Private Fields vs Private Elements in TypeScript

If you have worked with classes in TypeScript for a while, you have probably used private fields. They are a neat way to say: this part of the class is not meant for the outside world. In other words, they support encapsulation, the object-oriented principle that an object should hide its inner workings and only expose a clean surface to the outside.

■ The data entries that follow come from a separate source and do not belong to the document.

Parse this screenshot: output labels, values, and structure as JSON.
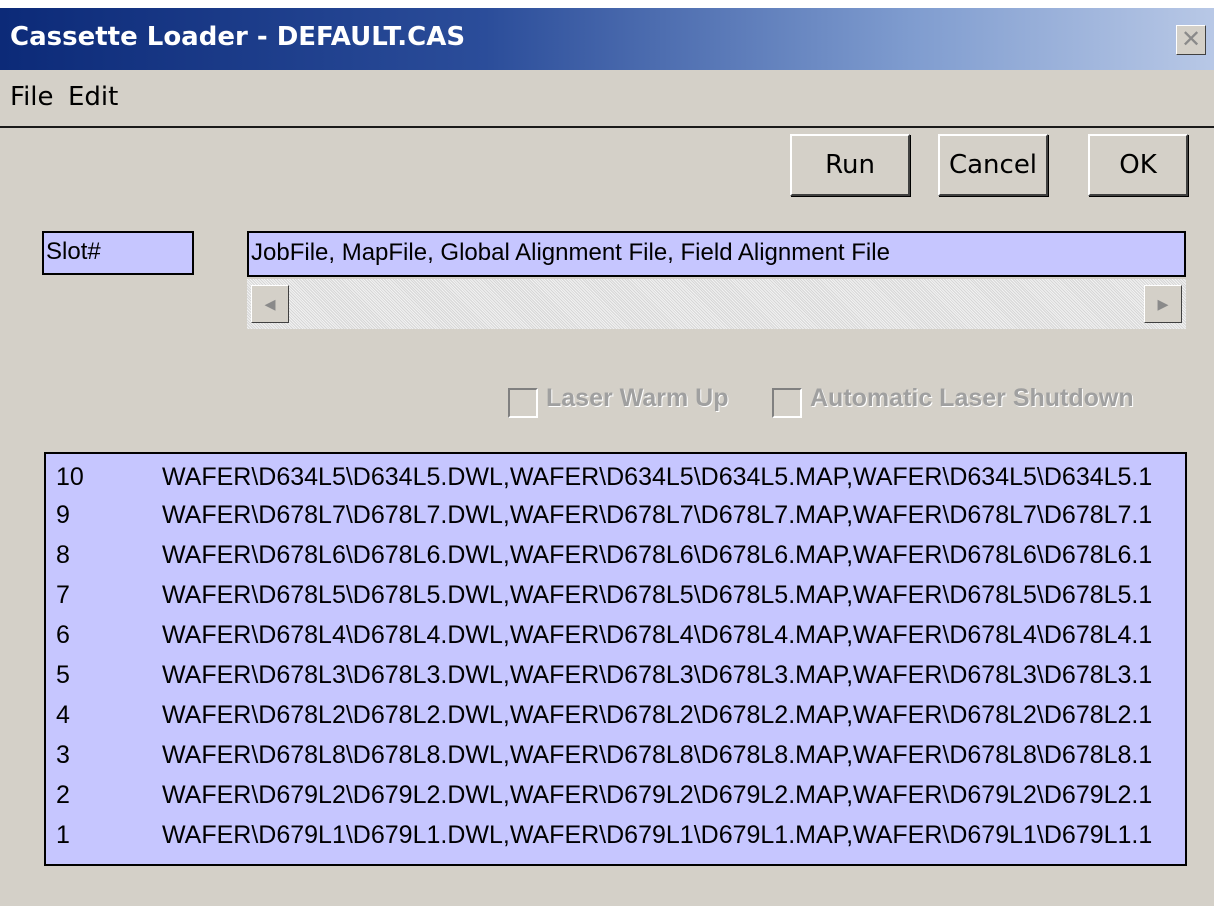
{
  "window": {
    "title": "Cassette Loader - DEFAULT.CAS",
    "close_glyph": "✕"
  },
  "menu": {
    "items": [
      {
        "label": "File"
      },
      {
        "label": "Edit"
      }
    ]
  },
  "toolbar": {
    "run_label": "Run",
    "cancel_label": "Cancel",
    "ok_label": "OK"
  },
  "header": {
    "slot_label": "Slot#",
    "files_label": "JobFile, MapFile, Global Alignment File, Field Alignment File"
  },
  "options": {
    "laser_warm_up": {
      "label": "Laser Warm Up",
      "checked": false,
      "enabled": false
    },
    "auto_shutdown": {
      "label": "Automatic Laser Shutdown",
      "checked": false,
      "enabled": false
    }
  },
  "cassette": {
    "rows": [
      {
        "slot": "10",
        "files": "WAFER\\D634L5\\D634L5.DWL,WAFER\\D634L5\\D634L5.MAP,WAFER\\D634L5\\D634L5.1"
      },
      {
        "slot": "9",
        "files": "WAFER\\D678L7\\D678L7.DWL,WAFER\\D678L7\\D678L7.MAP,WAFER\\D678L7\\D678L7.1"
      },
      {
        "slot": "8",
        "files": "WAFER\\D678L6\\D678L6.DWL,WAFER\\D678L6\\D678L6.MAP,WAFER\\D678L6\\D678L6.1"
      },
      {
        "slot": "7",
        "files": "WAFER\\D678L5\\D678L5.DWL,WAFER\\D678L5\\D678L5.MAP,WAFER\\D678L5\\D678L5.1"
      },
      {
        "slot": "6",
        "files": "WAFER\\D678L4\\D678L4.DWL,WAFER\\D678L4\\D678L4.MAP,WAFER\\D678L4\\D678L4.1"
      },
      {
        "slot": "5",
        "files": "WAFER\\D678L3\\D678L3.DWL,WAFER\\D678L3\\D678L3.MAP,WAFER\\D678L3\\D678L3.1"
      },
      {
        "slot": "4",
        "files": "WAFER\\D678L2\\D678L2.DWL,WAFER\\D678L2\\D678L2.MAP,WAFER\\D678L2\\D678L2.1"
      },
      {
        "slot": "3",
        "files": "WAFER\\D678L8\\D678L8.DWL,WAFER\\D678L8\\D678L8.MAP,WAFER\\D678L8\\D678L8.1"
      },
      {
        "slot": "2",
        "files": "WAFER\\D679L2\\D679L2.DWL,WAFER\\D679L2\\D679L2.MAP,WAFER\\D679L2\\D679L2.1"
      },
      {
        "slot": "1",
        "files": "WAFER\\D679L1\\D679L1.DWL,WAFER\\D679L1\\D679L1.MAP,WAFER\\D679L1\\D679L1.1"
      }
    ]
  },
  "colors": {
    "field_bg": "#c6c6ff",
    "dialog_bg": "#d4d0c8",
    "title_start": "#0c2a78",
    "title_end": "#b8c8e6"
  }
}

Then you bump into this newer syntax with a # in front of it. In technical terms these are called Private Elements. Suddenly you are wondering, are these the same thing, and which one should you actually use?

Contents

• Private the TypeScript way
• Private fields in ECMAScript
• The testing angle
• A note on naming

Private the TypeScript way

TypeScript introduced the private keyword early on, long before JavaScript itself had any concept of real privacy. It is enforced entirely by the TypeScript compiler. When you mark something private, TypeScript will stop you from touching it outside the class during development time:

class Counter {
  private count = 0;
 
  increment() {
    this.count++;
  }
 
  read() {
    return this.count;
  }
}
 
const c = new Counter();
c.increment();

At runtime, private is only a convention. It still shows up as a property on the object, and reflection tools like Object.keys will happily list it. Encapsulation here is real in the TypeScript type system, but not airtight once the code is running in JavaScript:

// Still reachable at runtime with a little mischief
console.log((c as any).count);
// Alternative
console.log(c['count']);

Private fields in ECMAScript

The ECMAScript standard introduced true private fields using the # prefix. This was standardized in ES2022 (ES13), much later than TypeScript’s private access modifier. Unlike TypeScript’s compile-time check, # fields are enforced by the JavaScript engine itself:

class Counter {
  #count = 0;
 
  increment() {
    this.#count++;
  }
}
 
const c = new Counter();
c.increment();
// Error: Property "count" does not exist
console.log(c['count']);

These fields embody encapsulation at the runtime level. The field is stored in a hidden slot. It will not show up in reflection, it will not serialize to JSON, and there is no way to reach it from the outside. Even trying to access it using #count won’t let you get it.

The testing angle

With private modifiers, tests can peek inside the fields if they want to. You can cast to any or use bracket notation (instance['field']). Sometimes that is handy, sometimes it couples your tests to implementation details:

class Counter {
  private count = 0;
 
  increment() {
    return this.#count++;
  }
}
 
const c = new Counter();
c.increment();
 
// Bracket notation access works with "private" modifier
console.log(c['count']);

While private elements cannot be accessed directly from outside the class, you can still expose controlled access by defining a getter on the class. This allows you to read or update private state safely without breaking encapsulation. For example:

class Counter {
  #count = 0;
 
  get count() {
    return this.#count;
  }
 
  increment() {
    return this.#count++;
  }
}
 
const c = new Counter();
c.increment();
// Getter "count" for private field
console.log(c.count);

This pattern keeps the field truly private while giving consumers and tests a safe, intentional way to interact with it.

A note on naming

In the ECMAScript 2022 specification, the feature is called a private field, referring to the #field syntax that JavaScript engines enforce at runtime. TypeScript communities, on the other hand, talk about the private access modifier when talking about private fields. That's why MDN often uses the term private element, making it clear when the discussion is about JavaScript’s built-in feature versus TypeScript’s compile-time version.